Kafkassam Editör Kafkassam Editör - - 8 dk okuma süresi
15 0

Abhazya denince, Sovyetler Birliği’nin (SSCB) sondan önceki dışişleri bakanı, hem Sovyet döneminde Gürcistan Komünist Partisi’ni yönetmiş hem de bağımsızlığını kazandıktan sonra Gürcistan’ın ikinci Cumhurbaşkanı olmuş Eduard Şevardnadze’nin 1992 yılında Gürcü-Abhaz Savaşı sırasında kayda alınan video ve fotoğraf görüntülerine yeniden bakıyorum: Harabelerin arasında gömleksiz kalmış Şevardnadze, orada öleceğini haykırsa da Abhazya’nın Gürcistan’dan kopuşunu engelleyememişti.

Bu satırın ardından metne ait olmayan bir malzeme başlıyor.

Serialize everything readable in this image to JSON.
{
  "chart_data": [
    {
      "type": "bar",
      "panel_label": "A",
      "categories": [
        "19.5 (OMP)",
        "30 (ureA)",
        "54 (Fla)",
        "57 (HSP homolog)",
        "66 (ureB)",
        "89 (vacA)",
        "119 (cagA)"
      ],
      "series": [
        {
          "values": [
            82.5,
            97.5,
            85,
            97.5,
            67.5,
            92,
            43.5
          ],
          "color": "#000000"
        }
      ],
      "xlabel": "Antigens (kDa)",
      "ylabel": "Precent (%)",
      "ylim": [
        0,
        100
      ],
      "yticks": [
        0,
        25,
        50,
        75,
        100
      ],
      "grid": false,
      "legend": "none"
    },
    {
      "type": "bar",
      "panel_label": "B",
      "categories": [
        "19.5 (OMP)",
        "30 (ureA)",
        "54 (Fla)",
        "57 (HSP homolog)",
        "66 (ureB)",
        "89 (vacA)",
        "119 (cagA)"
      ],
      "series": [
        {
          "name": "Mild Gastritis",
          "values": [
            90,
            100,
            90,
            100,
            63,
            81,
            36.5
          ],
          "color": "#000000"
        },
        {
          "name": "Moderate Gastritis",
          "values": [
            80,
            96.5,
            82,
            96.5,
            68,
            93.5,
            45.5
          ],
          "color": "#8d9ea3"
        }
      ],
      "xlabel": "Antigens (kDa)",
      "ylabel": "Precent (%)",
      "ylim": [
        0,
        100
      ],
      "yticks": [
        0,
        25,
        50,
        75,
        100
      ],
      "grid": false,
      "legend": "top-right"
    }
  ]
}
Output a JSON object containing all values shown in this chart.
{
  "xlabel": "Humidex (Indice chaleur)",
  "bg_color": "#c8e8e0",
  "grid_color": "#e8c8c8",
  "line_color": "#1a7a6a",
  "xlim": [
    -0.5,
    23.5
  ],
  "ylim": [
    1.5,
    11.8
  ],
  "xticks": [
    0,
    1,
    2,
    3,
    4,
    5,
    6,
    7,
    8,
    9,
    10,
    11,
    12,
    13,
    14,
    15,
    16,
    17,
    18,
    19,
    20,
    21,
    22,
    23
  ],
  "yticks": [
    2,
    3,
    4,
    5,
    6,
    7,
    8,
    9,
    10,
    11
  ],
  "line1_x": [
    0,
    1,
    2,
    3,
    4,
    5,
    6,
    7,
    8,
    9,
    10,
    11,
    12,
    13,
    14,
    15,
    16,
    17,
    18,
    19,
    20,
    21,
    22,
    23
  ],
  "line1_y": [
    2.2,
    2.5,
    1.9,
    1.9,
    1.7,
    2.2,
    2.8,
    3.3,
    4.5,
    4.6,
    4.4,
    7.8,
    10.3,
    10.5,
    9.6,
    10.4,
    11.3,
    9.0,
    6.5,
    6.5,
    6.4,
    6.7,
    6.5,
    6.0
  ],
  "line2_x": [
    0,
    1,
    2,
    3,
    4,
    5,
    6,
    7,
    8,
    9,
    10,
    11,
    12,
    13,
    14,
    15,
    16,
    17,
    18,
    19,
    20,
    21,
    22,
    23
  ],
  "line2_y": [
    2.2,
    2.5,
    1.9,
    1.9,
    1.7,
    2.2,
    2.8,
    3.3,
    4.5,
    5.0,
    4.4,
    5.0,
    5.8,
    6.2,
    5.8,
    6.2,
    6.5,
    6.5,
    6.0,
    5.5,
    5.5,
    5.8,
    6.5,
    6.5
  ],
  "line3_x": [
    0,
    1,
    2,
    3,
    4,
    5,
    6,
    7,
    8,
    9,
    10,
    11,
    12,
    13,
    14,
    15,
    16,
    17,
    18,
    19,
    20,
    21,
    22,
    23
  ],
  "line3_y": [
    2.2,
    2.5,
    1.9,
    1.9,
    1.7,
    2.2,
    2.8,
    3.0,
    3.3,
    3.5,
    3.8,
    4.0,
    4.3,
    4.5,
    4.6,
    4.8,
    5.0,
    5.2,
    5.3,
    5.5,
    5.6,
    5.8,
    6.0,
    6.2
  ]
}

O zamandan bu yana, Rusya ile ilişkilerini geliştirmesinin karşılığında Rusya Federasyonu ve Belarus, Doğu Karadeniz’de Gürcistan’dan bağımsızlığını ilan eden bu eski Gürcistan Otonomisini tanımıştı.

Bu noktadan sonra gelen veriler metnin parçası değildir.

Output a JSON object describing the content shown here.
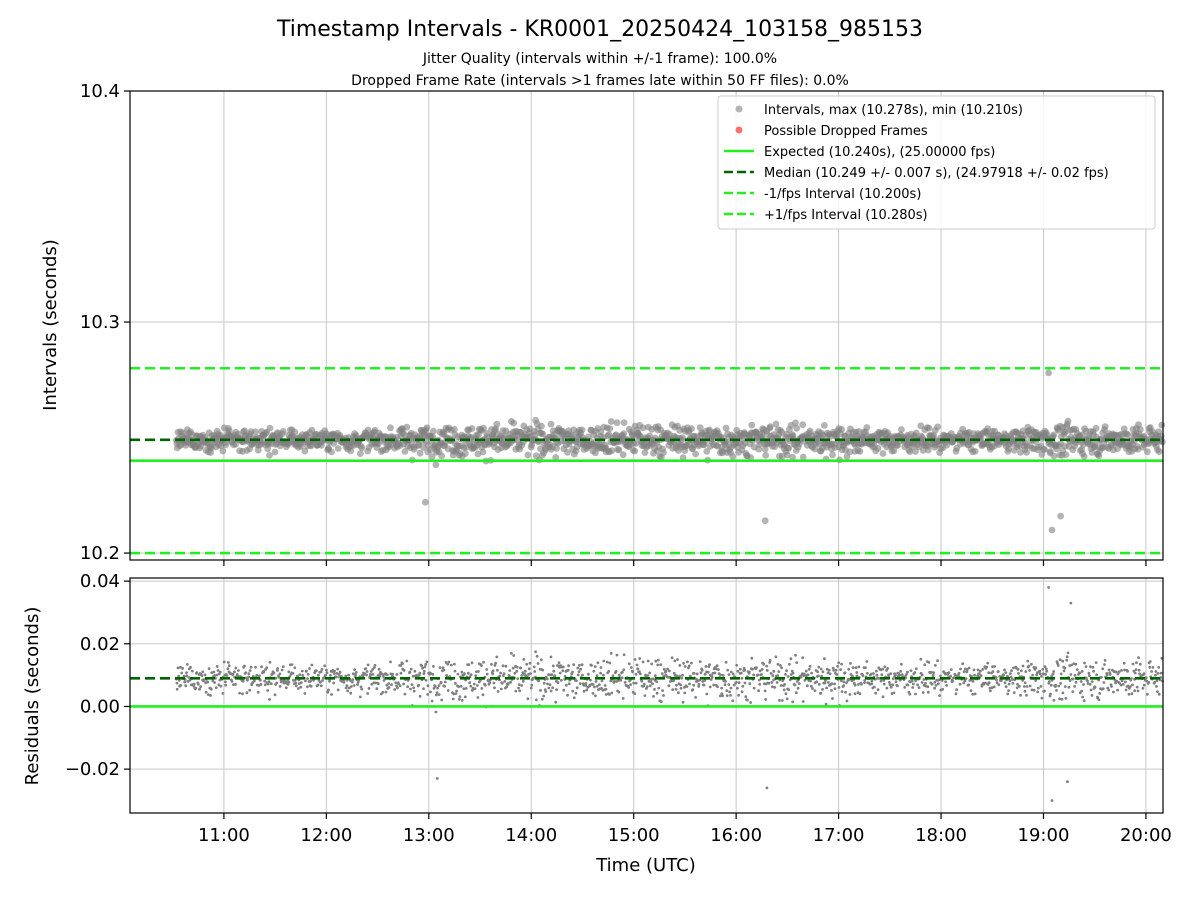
{
  "figure": {
    "title": "Timestamp Intervals - KR0001_20250424_103158_985153",
    "subtitle_1": "Jitter Quality (intervals within +/-1 frame): 100.0%",
    "subtitle_2": "Dropped Frame Rate (intervals >1 frames late within 50 FF files): 0.0%",
    "xlabel": "Time (UTC)"
  },
  "colors": {
    "scatter": "#808080",
    "dropped": "#ff5555",
    "expected": "#22ee22",
    "median": "#006400",
    "interval_bounds": "#22ee22",
    "grid": "#c8c8c8"
  },
  "chart_data": [
    {
      "type": "scatter",
      "panel": "top",
      "ylabel": "Intervals (seconds)",
      "ylim": [
        10.197,
        10.4
      ],
      "xlim": [
        "10:05",
        "20:10"
      ],
      "yticks": [
        {
          "value": 10.2,
          "label": "10.2"
        },
        {
          "value": 10.3,
          "label": "10.3"
        },
        {
          "value": 10.4,
          "label": "10.4"
        }
      ],
      "xticks": [
        {
          "value": "11:00",
          "label": "11:00"
        },
        {
          "value": "12:00",
          "label": "12:00"
        },
        {
          "value": "13:00",
          "label": "13:00"
        },
        {
          "value": "14:00",
          "label": "14:00"
        },
        {
          "value": "15:00",
          "label": "15:00"
        },
        {
          "value": "16:00",
          "label": "16:00"
        },
        {
          "value": "17:00",
          "label": "17:00"
        },
        {
          "value": "18:00",
          "label": "18:00"
        },
        {
          "value": "19:00",
          "label": "19:00"
        },
        {
          "value": "20:00",
          "label": "20:00"
        }
      ],
      "grid": true,
      "legend_position": "top-right",
      "series": [
        {
          "name": "Intervals, max (10.278s), min (10.210s)",
          "kind": "points",
          "center": 10.249,
          "spread": 0.007,
          "x_start": "10:32",
          "x_end": "20:10",
          "max": 10.278,
          "min": 10.21
        },
        {
          "name": "Possible Dropped Frames",
          "kind": "points",
          "count": 0
        },
        {
          "name": "Expected (10.240s), (25.00000 fps)",
          "kind": "hline",
          "y": 10.24,
          "style": "solid"
        },
        {
          "name": "Median (10.249 +/- 0.007 s), (24.97918 +/- 0.02 fps)",
          "kind": "hline",
          "y": 10.249,
          "style": "dashed"
        },
        {
          "name": "-1/fps Interval (10.200s)",
          "kind": "hline",
          "y": 10.2,
          "style": "dashed"
        },
        {
          "name": "+1/fps Interval (10.280s)",
          "kind": "hline",
          "y": 10.28,
          "style": "dashed"
        }
      ]
    },
    {
      "type": "scatter",
      "panel": "bottom",
      "ylabel": "Residuals (seconds)",
      "ylim": [
        -0.034,
        0.041
      ],
      "xlim": [
        "10:05",
        "20:10"
      ],
      "yticks": [
        {
          "value": -0.02,
          "label": "−0.02"
        },
        {
          "value": 0.0,
          "label": "0.00"
        },
        {
          "value": 0.02,
          "label": "0.02"
        },
        {
          "value": 0.04,
          "label": "0.04"
        }
      ],
      "grid": true,
      "series": [
        {
          "kind": "points",
          "center": 0.009,
          "spread": 0.007,
          "x_start": "10:32",
          "x_end": "20:10",
          "max": 0.038,
          "min": -0.03
        },
        {
          "kind": "hline",
          "y": 0.0,
          "style": "solid",
          "ref": "expected"
        },
        {
          "kind": "hline",
          "y": 0.009,
          "style": "dashed",
          "ref": "median"
        }
      ]
    }
  ]
}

Abhazya’daki askeri varlığını sürekli geliştiren Rusya, Ukrayna savaşının başlamasından kısa bir süre sonra dünyanın tanımadığı bu ülkenin askeri limanını kullanma yetkisine de kavuşmuştu.

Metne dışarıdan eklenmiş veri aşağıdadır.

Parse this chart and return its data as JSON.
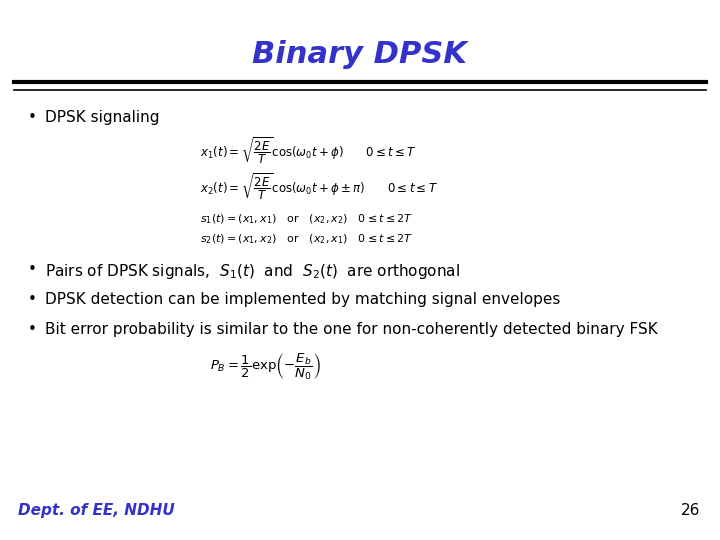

Başta Amerika Birleşik Devletleri (ABD) ve Avrupa Briliği (AB) olmak üzere, Gürcistan’da yapılan parlamento seçimlerinden önce de sonra da gözlerin Tiflis’e çevrilmesine neden olurken, 11 Kasım’da Abhazya’nın başkenti Suhumi’de patlak veren olaylar dikkatlerin bu bölgeye çevrilmesine yol açtı.

Toplumun bir kesiminin ayaklanması, Rusya ile Ticaret Anlaşması imzalanması girişimiydi.

Yasanın Abhazya’yı Rusya’ya daha sıkı bağlarla bağlayacağını iddia eden muhalefet güçlerinin parlamento ve hükümet binalarını işgaline kadar varan olaylar zincirine iktidar müdahale edemedi.

Savaş gazisi ve veteranlarının başında durduğu protesto eylemlerinin ana hedefi, bu yasanın Rusya tarafından kabul ettirilmek istendiği ve parlamentodan geçmesi durumunda ülke ekonomisinin tamamen Rusya sermayesinin ipoteği altına gireceği endişesiydi.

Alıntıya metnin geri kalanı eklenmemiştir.